Demenz ist ein Oberbegriff für verschiedene fortschreitende Erkrankungen des Gehirns, die mit einem Verlust geistiger (kognitiver) Fähigkeiten wie Denken, Erinnern und Orientieren einhergehen. Die häufigste Form ist die Alzheimer-Krankheit. Demenz tritt besonders im höheren Lebensalter häufig auf, während sie unter 65 Jahren selten ist, dann meist in spezieller Form. Für Angehörige ist es emotional belastend, die Veränderungen bei Angehörigen und vertrauten Menschen mitzuerleben, von Verwirrtheit bis hin zur Hilflosigkeit. Um besser mit der Situation umgehen zu können, ist es wichtig, sich über die Krankheit zu informieren. Die Krankheit ist nicht heilbar und verläuft chronisch, die Symptome verschlechtern sich mit der Zeit.

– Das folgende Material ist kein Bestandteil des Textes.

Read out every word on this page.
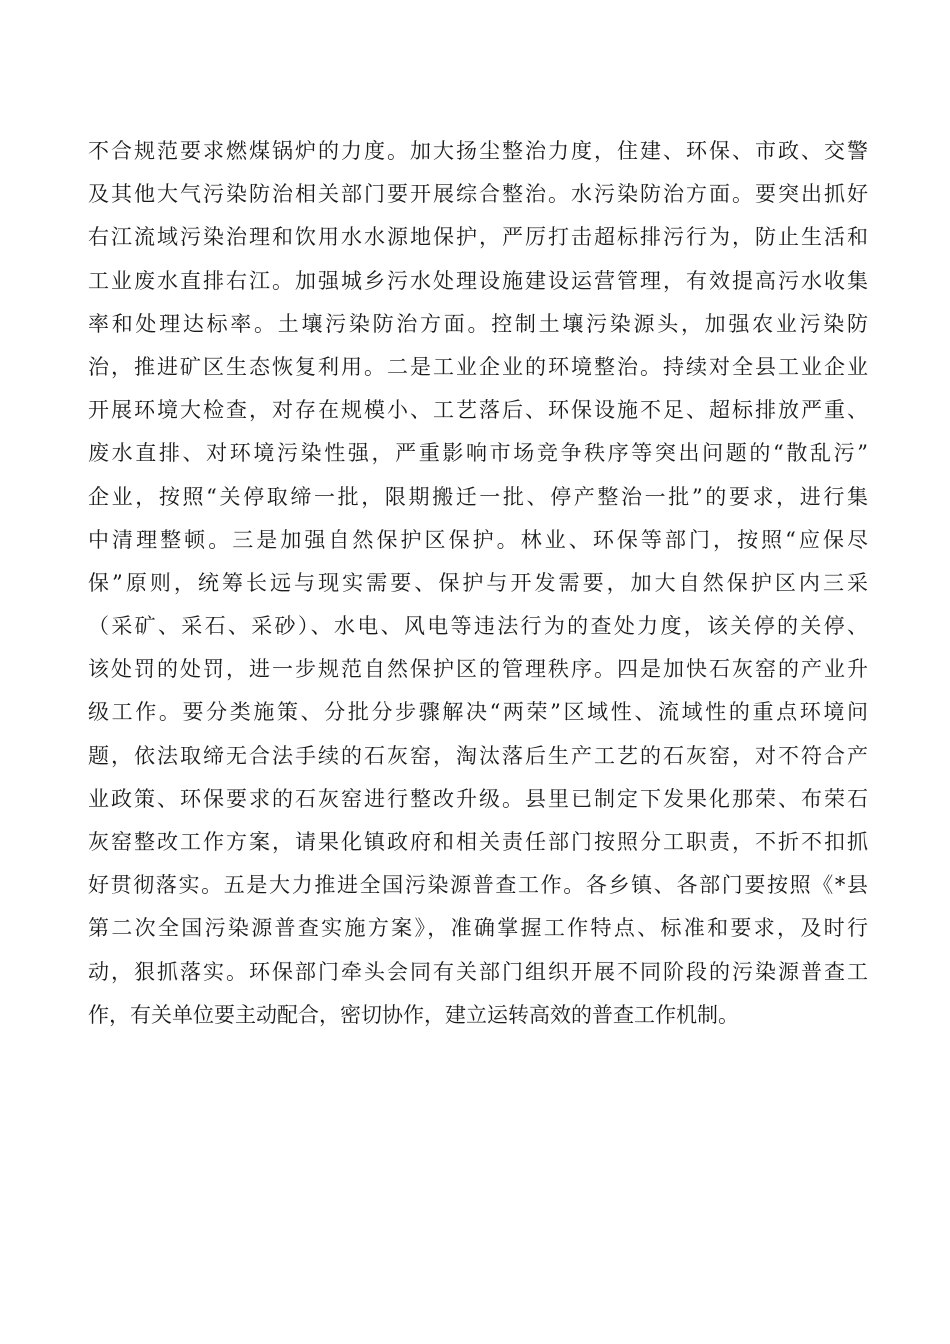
不合规范要求燃煤锅炉的力度。加大扬尘整治力度，住建、环保、市政、交警
及其他大气污染防治相关部门要开展综合整治。水污染防治方面。要突出抓好
右江流域污染治理和饮用水水源地保护，严厉打击超标排污行为，防止生活和
工业废水直排右江。加强城乡污水处理设施建设运营管理，有效提高污水收集
率和处理达标率。土壤污染防治方面。控制土壤污染源头，加强农业污染防
治，推进矿区生态恢复利用。二是工业企业的环境整治。持续对全县工业企业
开展环境大检查，对存在规模小、工艺落后、环保设施不足、超标排放严重、
废水直排、对环境污染性强，严重影响市场竞争秩序等突出问题的“散乱污”
企业，按照“关停取缔一批，限期搬迁一批、停产整治一批”的要求，进行集
中清理整顿。三是加强自然保护区保护。林业、环保等部门，按照“应保尽
保”原则，统筹长远与现实需要、保护与开发需要，加大自然保护区内三采
（采矿、采石、采砂）、水电、风电等违法行为的查处力度，该关停的关停、
该处罚的处罚，进一步规范自然保护区的管理秩序。四是加快石灰窑的产业升
级工作。要分类施策、分批分步骤解决“两荣”区域性、流域性的重点环境问
题，依法取缔无合法手续的石灰窑，淘汰落后生产工艺的石灰窑，对不符合产
业政策、环保要求的石灰窑进行整改升级。县里已制定下发果化那荣、布荣石
灰窑整改工作方案，请果化镇政府和相关责任部门按照分工职责，不折不扣抓
好贯彻落实。五是大力推进全国污染源普查工作。各乡镇、各部门要按照《*县
第二次全国污染源普查实施方案》，准确掌握工作特点、标准和要求，及时行
动，狠抓落实。环保部门牵头会同有关部门组织开展不同阶段的污染源普查工
作，有关单位要主动配合，密切协作，建立运转高效的普查工作机制。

Neben den kognitiven Einschränkungen entwickeln viele Demenzpatienten im Verlauf der Erkrankung auch nicht-kognitive Symptome, die als Verhaltensstörungen bei Demenz (BPSD), nicht-kognitive Störungen oder herausforderndes Verhalten bezeichnet werden. Diese Symptome können Aggressivität, Unruhe, Enthemmung, Affektlabilität oder Apathie umfassen und haben oft nachvollziehbare und behandelbare Ursachen.
Definition und Häufigkeit nicht-kognitiver Symptome
Bei einer Demenz entwickeln zwischen 76 und 96 % aller betroffenen Patienten im Verlauf der Erkrankung Symptome wie Aggressivität, Unruhe, Enthemmung, Affektlabilität oder Apathie. Verhaltensstörungen sind nicht nur Begleiter der Demenzerkrankung, sie haben auch nachvollziehbare und oft behandelbare Ursachen. Aggressivität und Enthemmung führen zu einer raschen Vorstellung beim Arzt, da sie mit offenkundigem Fehlverhalten verbunden sind. Sie treten jedoch nur in bis zu 50 % der Fälle auf. Viel häufiger entwickeln Demenzerkrankte Apathie und gedrückte Stimmung (50-90 %). Oft werden diese Störungen jedoch übersehen, da ihnen die Dramatik im klinischen Kontext fehlt.
Ursachen und Pathogenese
Die Pathogenese der Verhaltensstörung ist multifaktoriell. Bezüglich biologischer Ursachen wird die metabolische Hypothese favorisiert, bei der von einer Dysregulation der Hypophysen-Hypothalamus-Nebennierenrinden-Achse („Stress-Achse“) und einer resultierenden Imbalance im Transmittersystem mit Auftreten von Wahn (Dopamin) und depressiver Symptomatik (Serotonin) ausgegangen wird. Die Atrophie im Bereich der Nucleus raphe dorsalis (Serotoninmangel) kann ebenfalls zu affektiven Symptomen führen. Die frühzeitige Atrophie des paralimbischen Systems, wie bei Alzheimer-Demenz, kann durch den Eingriff in das dopaminerge Stoffwechselsystem zu Aggressivität durch Wahnsymptome (Vergiftung, Bestehlung) führen, während die Aggressivität bei fronto-temporaler Demenz eher durch Enthemmungsphänomene entsteht. Affektlabilität (Stimmungsschwankungen) bei vaskulären Demenzen kann ebenfalls Aggressivität verursachen. Eine solche ätiologische Unterscheidung der Aggressivität kann hilfreich sein, um differenziert zu therapieren.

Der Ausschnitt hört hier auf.